The need for speed
The leadin to a story datelined Chattanooga, Tennessee asks “What superfast internet connections can do for a city.” This from The Economist August 11th 2012.
My regular readers should recognize that I find many reports in the British weekly newspaper appropriate to life on our small key. This is one of these.
Driving either way on Gulf of Mexico Drive you might see rather large signs pleading NO 150 Ft CELL TOWER. These are at several locations in about the 6100 block of GMD. Some of the sponsors of these signs were once supporters of mine in political days gone by. I have nothing to do with the current signage. In fact it might appear that these messages are out of date. I don’t think that any serious observer fears that a tall cell tower will be built on Longboat Key. For those who try to keep up with this slow-dying issue it has become apparent, at least to this observer, that the principal reason for the demise of any new tower here is the advancement in the technologies supporting cellular telephone service. Several of us have written on this in these pages, although I doubt if any of us would take credit for that demise. Technology moves along. It pays to keep up. This is not to say that cell service on this key cannot be improved; it can. Technology often morphs into politics.
Our British reporters continue, “Nothing drives an elected official to indignity faster that the promise of something for nothing. When Google announced that it would build a fibre-optic broadband network capable of delivering one gigabit-per-second internet – roughly 150 times the average American internet speed – to residential users in an American city, mayors lined up to debase themselves. Duluth’s jumped into a frozen lake, Sarasota’s into a shark tank. The mayor of Topeka changed his city’s name (for a day) to Google. Ultimately Google decided on Kansas City, and next month it will start providing its blazing-speed internet for $70 a month.”
Google, it turns out, will not offer this service to all in Kansas City. It has divided K.C. into 240 districts or “fibrehoods”. Only 46 of the modern day ‘hoods’ will get the new service.
“Only one American city offers one-gigabit internet connections to every resident, and it is not tech-savy San Francisco or university laden Boston, but Chattanooga, Tennessee’s fourth-largest city, nestled in the Appalachian foothills.” Continuing, “EPB of Chattanooga, the municipally-owned electricity company, branched out into telecoms service a little over a decade ago and soon afterwards decided to modernize the city’s power grid,” reports The Economist. “Starting in 2008, with the help of $111.5m in federal stimulus funds and another $169m raised through bonds, EPB laid over 6,000 miles of fibre-optic cable. The network became fully operational last spring; it covers EPB’s full service area, roughly 170,000 homes and businesses in urban, suburban and rural areas, and it delivers video and telephone service as well.” Terrific you say, but what’s in it for us on a barrier island with poor cell service? (Verizon has already wired up most of us with fibre.)

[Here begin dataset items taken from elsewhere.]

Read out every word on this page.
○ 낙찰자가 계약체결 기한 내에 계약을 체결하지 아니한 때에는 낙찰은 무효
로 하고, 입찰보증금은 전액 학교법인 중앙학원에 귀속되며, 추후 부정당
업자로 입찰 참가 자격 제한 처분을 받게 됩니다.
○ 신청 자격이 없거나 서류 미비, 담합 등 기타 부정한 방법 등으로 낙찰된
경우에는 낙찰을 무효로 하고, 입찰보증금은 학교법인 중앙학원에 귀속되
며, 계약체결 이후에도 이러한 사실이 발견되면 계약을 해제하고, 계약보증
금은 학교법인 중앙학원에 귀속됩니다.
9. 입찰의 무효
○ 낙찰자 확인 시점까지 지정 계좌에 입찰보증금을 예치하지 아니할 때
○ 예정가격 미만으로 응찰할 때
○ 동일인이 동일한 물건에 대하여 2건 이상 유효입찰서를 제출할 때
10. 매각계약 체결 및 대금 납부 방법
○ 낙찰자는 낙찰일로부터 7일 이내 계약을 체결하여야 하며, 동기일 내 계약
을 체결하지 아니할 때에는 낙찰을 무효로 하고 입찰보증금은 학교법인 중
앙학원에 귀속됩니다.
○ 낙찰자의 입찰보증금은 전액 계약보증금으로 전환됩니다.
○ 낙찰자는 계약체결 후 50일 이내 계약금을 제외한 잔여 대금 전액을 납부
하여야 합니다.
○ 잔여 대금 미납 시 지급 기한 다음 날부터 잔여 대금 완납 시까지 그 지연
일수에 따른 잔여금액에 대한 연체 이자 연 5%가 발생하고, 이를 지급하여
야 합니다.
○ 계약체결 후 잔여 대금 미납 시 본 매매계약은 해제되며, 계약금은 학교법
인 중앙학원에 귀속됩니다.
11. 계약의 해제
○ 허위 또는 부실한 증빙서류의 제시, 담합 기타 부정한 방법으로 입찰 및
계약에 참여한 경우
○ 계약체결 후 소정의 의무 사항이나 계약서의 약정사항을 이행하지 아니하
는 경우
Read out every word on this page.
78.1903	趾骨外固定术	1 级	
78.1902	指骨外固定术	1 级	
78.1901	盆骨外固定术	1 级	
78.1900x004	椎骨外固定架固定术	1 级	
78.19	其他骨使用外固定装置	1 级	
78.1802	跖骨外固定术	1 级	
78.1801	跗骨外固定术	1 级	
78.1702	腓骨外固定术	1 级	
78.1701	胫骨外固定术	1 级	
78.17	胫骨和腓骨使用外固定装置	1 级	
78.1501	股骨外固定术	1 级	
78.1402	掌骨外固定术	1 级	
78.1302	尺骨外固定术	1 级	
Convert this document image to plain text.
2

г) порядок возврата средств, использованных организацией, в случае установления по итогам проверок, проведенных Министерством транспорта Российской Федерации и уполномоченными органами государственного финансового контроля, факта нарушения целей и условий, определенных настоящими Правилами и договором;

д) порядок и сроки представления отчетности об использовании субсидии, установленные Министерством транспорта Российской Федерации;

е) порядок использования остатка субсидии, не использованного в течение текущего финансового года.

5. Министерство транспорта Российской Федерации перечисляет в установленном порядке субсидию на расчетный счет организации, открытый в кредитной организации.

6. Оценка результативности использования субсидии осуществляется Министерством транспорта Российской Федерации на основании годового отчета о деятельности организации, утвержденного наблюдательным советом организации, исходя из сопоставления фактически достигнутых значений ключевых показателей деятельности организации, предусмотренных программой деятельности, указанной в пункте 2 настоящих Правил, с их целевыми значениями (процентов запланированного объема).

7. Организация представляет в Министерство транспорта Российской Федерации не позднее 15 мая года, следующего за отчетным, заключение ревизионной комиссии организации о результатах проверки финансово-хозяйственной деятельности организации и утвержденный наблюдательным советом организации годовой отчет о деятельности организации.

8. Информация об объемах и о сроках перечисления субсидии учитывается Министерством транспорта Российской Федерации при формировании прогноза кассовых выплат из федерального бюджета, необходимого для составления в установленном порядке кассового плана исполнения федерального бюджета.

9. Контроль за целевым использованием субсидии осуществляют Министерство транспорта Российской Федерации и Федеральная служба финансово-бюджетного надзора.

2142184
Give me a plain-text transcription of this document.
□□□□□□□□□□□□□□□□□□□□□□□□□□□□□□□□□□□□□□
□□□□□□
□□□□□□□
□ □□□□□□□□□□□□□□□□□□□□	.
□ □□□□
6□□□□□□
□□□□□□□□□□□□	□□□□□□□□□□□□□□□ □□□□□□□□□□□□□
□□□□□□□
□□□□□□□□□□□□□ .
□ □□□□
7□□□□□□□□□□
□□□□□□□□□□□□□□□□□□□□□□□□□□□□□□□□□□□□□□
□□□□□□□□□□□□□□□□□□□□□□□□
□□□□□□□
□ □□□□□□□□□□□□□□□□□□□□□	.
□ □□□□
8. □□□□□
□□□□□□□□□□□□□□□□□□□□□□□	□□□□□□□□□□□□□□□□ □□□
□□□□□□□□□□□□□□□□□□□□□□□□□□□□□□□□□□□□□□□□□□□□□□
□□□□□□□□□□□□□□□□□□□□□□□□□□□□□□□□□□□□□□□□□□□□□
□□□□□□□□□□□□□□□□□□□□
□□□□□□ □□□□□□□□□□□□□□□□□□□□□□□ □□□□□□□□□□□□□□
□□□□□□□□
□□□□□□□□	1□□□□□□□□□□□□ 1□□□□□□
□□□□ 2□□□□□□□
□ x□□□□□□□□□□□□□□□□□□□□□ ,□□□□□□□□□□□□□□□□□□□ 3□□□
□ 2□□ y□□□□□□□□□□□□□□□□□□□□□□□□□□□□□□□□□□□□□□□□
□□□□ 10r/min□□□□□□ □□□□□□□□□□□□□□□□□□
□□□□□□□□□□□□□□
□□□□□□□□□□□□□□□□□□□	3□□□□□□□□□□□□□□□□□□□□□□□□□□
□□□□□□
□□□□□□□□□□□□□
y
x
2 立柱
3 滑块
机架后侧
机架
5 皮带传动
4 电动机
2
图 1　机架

They’ll try to tell us, “But even though in practice someone in a trailer park on the side of a mountain could enjoy Palo Alto like internet speeds, relatively few Chattanoogans subscribe to the full gigabit service. EPB estimates that nine residents and two businesses pay the hefty $350 per month charge. Most use a 30-megabit per second (mps) connection, which is still faster than the American average of 6.7 mps.” Even so the municipal utility estimates that its video and internet division will become profitable this year. The fibre-optic network had nothing to do with residential users, but instead that network forms the spine of an extensive smart grid. “This suggests that the true benefit of municipal high-speed networks are not the consumer friendly baubles such as high-speed video downloads, HDTV and the like, but the vast range of possibilities they open. Over the fibre network is a wireless mesh that allows government, so often wary of innovation, to try new approaches.” Police, traffic , waste collections, utilities billing and operation are some of the areas open to improvement. The network can improve a city’s operations while broadening its tax base. As The Economist concluded, “Results like that are well worth a dunk in a shark tank.”
So what does all this do for the tourist who can’t call his office from his tin roofed rental?
A broadband backbone can not only improve municipal operations, it can also improve residential communications. I think that most of us have been convinced that broad band, wi-fi if you like, is the way to go for modern mobile service. My colleague at this newspaper proposed the backbone or spine years ago. I think we may have set the tower construction aside (I’m not completely sure of that one.). Might we here on this elite barrier island get serious about providing the alternative. The technology is there. Chattanooga did.
Two weeks ago I wrote of ‘Make, Buy, or Regulate’. This might be a chance to utilize that third alternative.